The Dedication and Opening of the Bishop Selwyn Chapel in August 2016 was an important date because it also signified the official completion of Holy Trinity Cathedral. Gone is the corrugated iron that clad the Newmarket-end of the building. Instead, the amazing Fearon Hay-designed, glass-walled Chapel stands looking out to Neil Dawson’s garden cross and to the city beyond.
Extending from the Cathedral's ambulatories, and located behind the High Altar, The Bishop Selwyn Chapel is a multi-purpose venue seating up to 120 people designed to accommodate a wide variety of community events and enable greater community access to the Cathedral's auditorium.
The sweeping ceiling covered in gold leaf floats above the glass walls. The walls behind the alter not only fully retract, but also disappear giving the ultimate feeling of reaching out to the community beyond. At night the Chapel has a soft golden glow, uninterrupted by the lighting recessed into the ceiling.

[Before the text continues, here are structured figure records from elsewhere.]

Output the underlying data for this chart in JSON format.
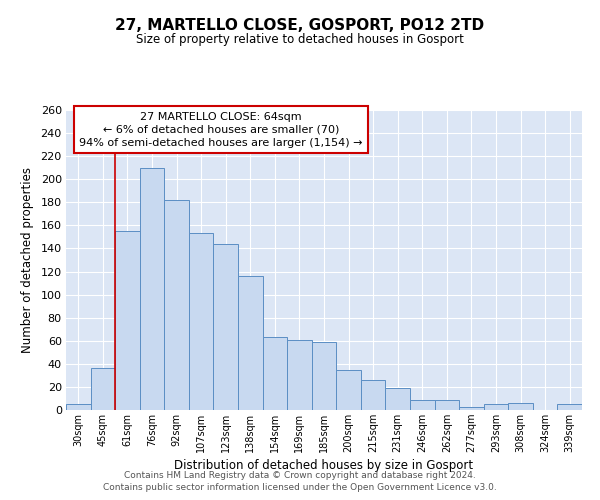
{
  "title": "27, MARTELLO CLOSE, GOSPORT, PO12 2TD",
  "subtitle": "Size of property relative to detached houses in Gosport",
  "xlabel": "Distribution of detached houses by size in Gosport",
  "ylabel": "Number of detached properties",
  "bar_labels": [
    "30sqm",
    "45sqm",
    "61sqm",
    "76sqm",
    "92sqm",
    "107sqm",
    "123sqm",
    "138sqm",
    "154sqm",
    "169sqm",
    "185sqm",
    "200sqm",
    "215sqm",
    "231sqm",
    "246sqm",
    "262sqm",
    "277sqm",
    "293sqm",
    "308sqm",
    "324sqm",
    "339sqm"
  ],
  "bar_values": [
    5,
    36,
    155,
    210,
    182,
    153,
    144,
    116,
    63,
    61,
    59,
    35,
    26,
    19,
    9,
    9,
    3,
    5,
    6,
    0,
    5
  ],
  "bar_color": "#c8d9f0",
  "bar_edge_color": "#5b8ec4",
  "ylim": [
    0,
    260
  ],
  "yticks": [
    0,
    20,
    40,
    60,
    80,
    100,
    120,
    140,
    160,
    180,
    200,
    220,
    240,
    260
  ],
  "vline_x": 2,
  "vline_color": "#cc0000",
  "annotation_title": "27 MARTELLO CLOSE: 64sqm",
  "annotation_line1": "← 6% of detached houses are smaller (70)",
  "annotation_line2": "94% of semi-detached houses are larger (1,154) →",
  "annotation_box_color": "#ffffff",
  "annotation_box_edge": "#cc0000",
  "footer1": "Contains HM Land Registry data © Crown copyright and database right 2024.",
  "footer2": "Contains public sector information licensed under the Open Government Licence v3.0.",
  "fig_background": "#ffffff",
  "plot_background": "#dce6f5"
}
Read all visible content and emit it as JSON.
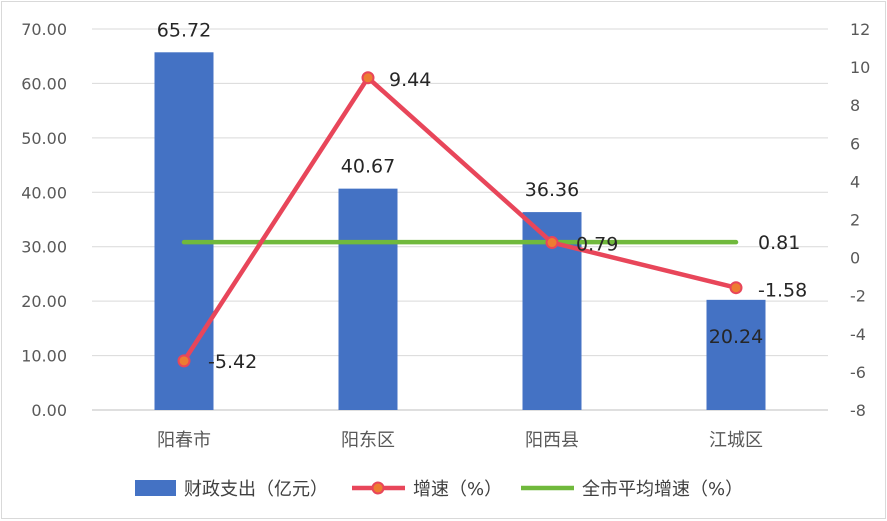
{
  "chart_data": {
    "type": "bar",
    "categories": [
      "阳春市",
      "阳东区",
      "阳西县",
      "江城区"
    ],
    "series": [
      {
        "name": "财政支出（亿元）",
        "type": "bar",
        "axis": "left",
        "values": [
          65.72,
          40.67,
          36.36,
          20.24
        ],
        "color": "#4472C4"
      },
      {
        "name": "增速（%）",
        "type": "line",
        "axis": "right",
        "values": [
          -5.42,
          9.44,
          0.79,
          -1.58
        ],
        "color": "#E8465A"
      },
      {
        "name": "全市平均增速（%）",
        "type": "line",
        "axis": "right",
        "values": [
          0.81,
          0.81,
          0.81,
          0.81
        ],
        "color": "#70B93C"
      }
    ],
    "y_left": {
      "min": 0,
      "max": 70,
      "step": 10,
      "ticks": [
        "0.00",
        "10.00",
        "20.00",
        "30.00",
        "40.00",
        "50.00",
        "60.00",
        "70.00"
      ]
    },
    "y_right": {
      "min": -8,
      "max": 12,
      "step": 2,
      "ticks": [
        "-8",
        "-6",
        "-4",
        "-2",
        "0",
        "2",
        "4",
        "6",
        "8",
        "10",
        "12"
      ]
    },
    "bar_labels": [
      "65.72",
      "40.67",
      "36.36",
      "20.24"
    ],
    "growth_labels": [
      "-5.42",
      "9.44",
      "0.79",
      "-1.58"
    ],
    "avg_label": "0.81",
    "legend": {
      "position": "bottom"
    }
  }
}
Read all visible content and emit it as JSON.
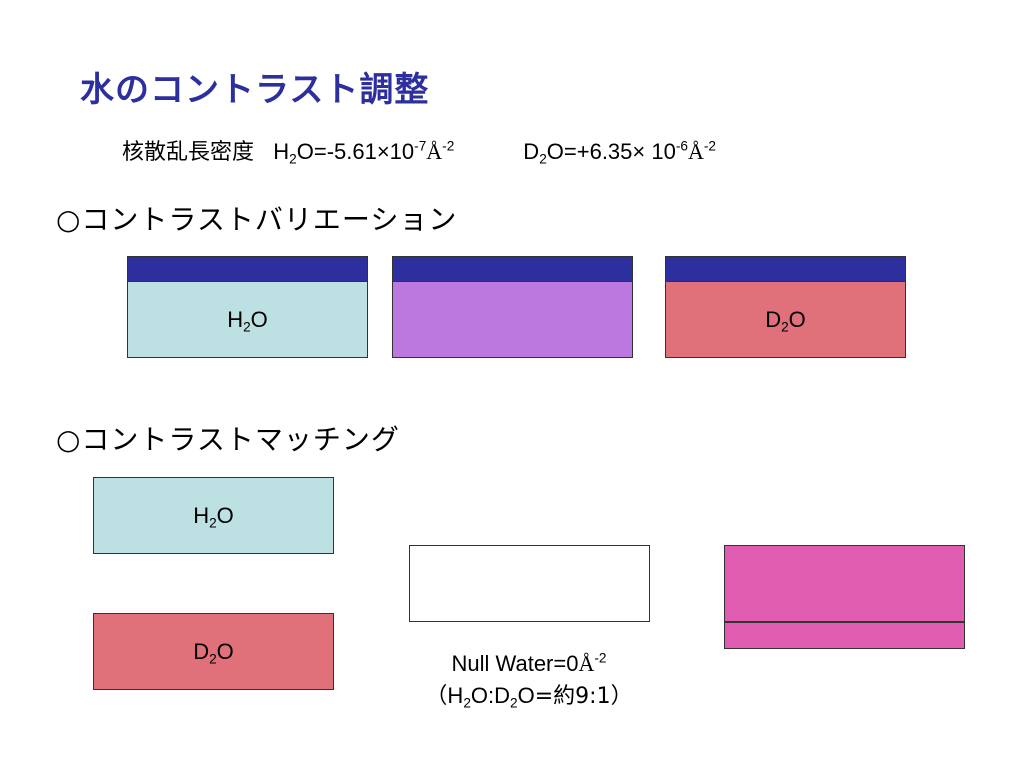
{
  "slide": {
    "title": "水のコントラスト調整",
    "sld_line": {
      "label": "核散乱長密度",
      "h2o_value": "=-5.61×10",
      "h2o_exp": "-7",
      "unit_exp": "-2",
      "d2o_value": "=+6.35× 10",
      "d2o_exp": "-6",
      "d2o_unit_exp": "-2"
    },
    "section_variation": "○コントラストバリエーション",
    "section_matching": "○コントラストマッチング",
    "null_water": {
      "line1": "Null Water=0",
      "line1_exp": "-2",
      "line2_open": "（",
      "line2_ratio": "=約9:1",
      "line2_close": "）"
    }
  },
  "chem": {
    "h": "H",
    "d": "D",
    "o": "O",
    "two": "2",
    "colon": ":"
  },
  "symbols": {
    "angstrom": "Å"
  },
  "colors": {
    "title": "#2e2f9e",
    "cap": "#2e2f9e",
    "h2o": "#bde0e3",
    "d2o": "#e0707a",
    "mix": "#bd78e0",
    "matched": "#e05cb0"
  }
}
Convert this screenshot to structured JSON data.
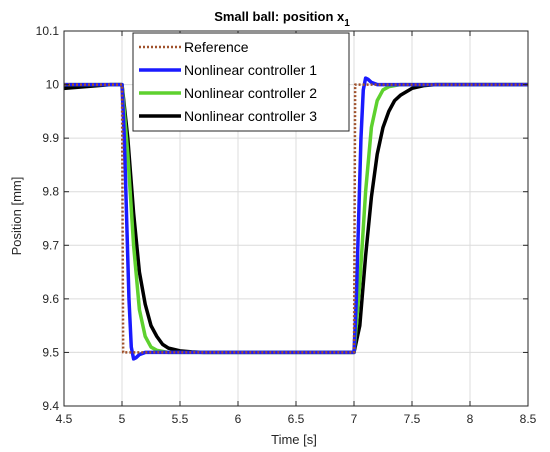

Fearon Hay Architects’ design sought to “complete the journey (or procession) from north to south on the site; from the front of the cathedral through to the columbarium and the maunga,” explains architect Jeff Fearon in an interview with Justine Harvey for Architecture NZ. “We wanted to create a sense of movement and looseness and for the chapel to have a strong presence – a sense of visual permeability.”
The final part of Selwyn's Vision is the consecration of Holy Trinity Cathedral. With the work completed on the Bishop Selwyn Chapel, Holy Trinity Cathedral moves closer to this celebration which is expected to take place in 2017, the year that marks the 60th anniversary of the laying of the Cathedral's foundation stone.